Theresa May today highlighted that the government promised in October last year – when the impact of Covid had been felt and money already borrowed – that it would honour its manifesto commitment on international aid.
She accused ministers of trying to “have it both ways” this afternoon by suggesting that the government cannot meet the 0.7% commitment this year but that the economy is doing well enough that it could be met very soon.
“I have never voted against a three-line whip from my party,” she said. “We made a promise to the poorest people in the world. The government has broken that promise. This motion means that promise may be broken for years to come. With deep regret, I will vote against the motion today.”
Labour’s Sarah Champion asked: “If the return to economic normality is getting closer, then why the need to return these extra tests, which are added roadblocks artfully placed by the Treasury in the track back to legally mandated level of 0.7%?”
The international development select committee chair said the tests set out for when international aid spending could return to pre-Covid levels “do nothing to prevent them dropping lower than 0.5%”.
The ‘double lock’ had been touted as a compromise by ministers, after a group of up to 50 Tory backbenchers and all opposition parties voiced concerns over the cut that charities have warned would lead to deaths and suffering overseas.
Tory backbencher Andrew Mitchell rejected that the motion today represented a compromise, instead dubbing it as a “fiscal trap for the unwary”. He added that it is “quite possible that these conditions will never be met”.
The former International Development Secretary accused the government of “literally taking away food from starving people” and said that “this is not who global Britain is”, adding: “It is worse than a crime – it is a mistake.”
Former Brexit Secretary and Conservative MP David Davis told Times Radio ahead of the vote this afternoon that “the government would have to pull my fingernails out to make me vote for their proposal today”.
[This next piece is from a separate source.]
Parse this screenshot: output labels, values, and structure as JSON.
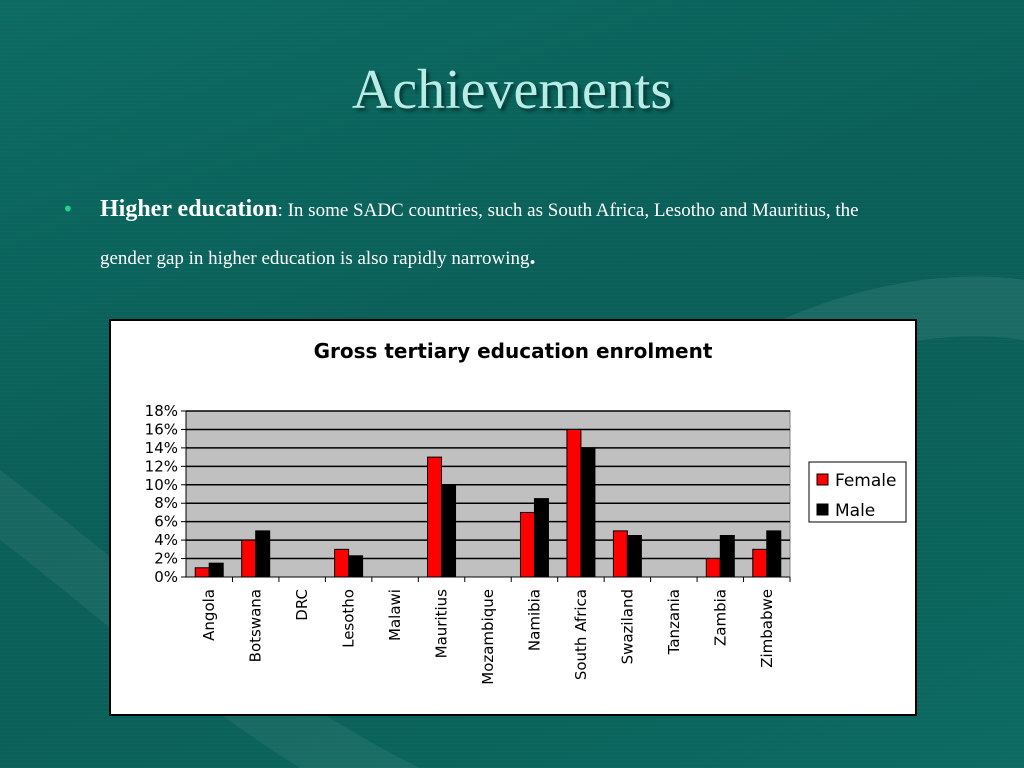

24 Tories joined the 197 Labour MPs voting against the government motion this afternoon. They included Davis, Mitchell and May as well as Karen Bradley, Stephen Crabb, Tobias Ellwood, Damian Green, Jeremy Hunt and Tom Tugendhat.
Several MPs highlighted that the £4bn cut to aid spending overseas represented just 1% of the sum borrowed by the government since the beginning of the Covid crisis.
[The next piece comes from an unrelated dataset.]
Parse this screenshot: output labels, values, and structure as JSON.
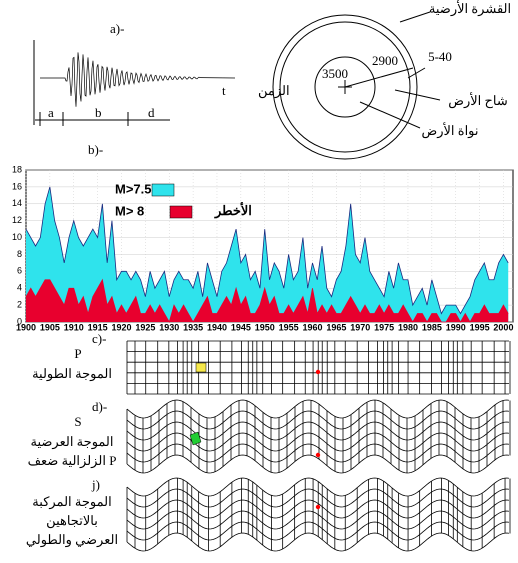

Closing the debate for Labour today, Rachel Reeves compared other funds committed by the Chancellor since the pandemic began, highlighting the £37bn spent on the test and trace system and the £2bn spent on “crony contracts”.
“What exactly does it say about the priorities of this Conservative government?” she asked. “And why is the overseas aid budget being singled out for cuts by this government? Because it is ideological; it is not about value for money.”
Meeting the 0.7% of GNI contribution was enshrined in law in 2015 and it is an internationally recognised target. Charities including Oxfam and ActionAid have warned that projects have already been called off as a result of the cut.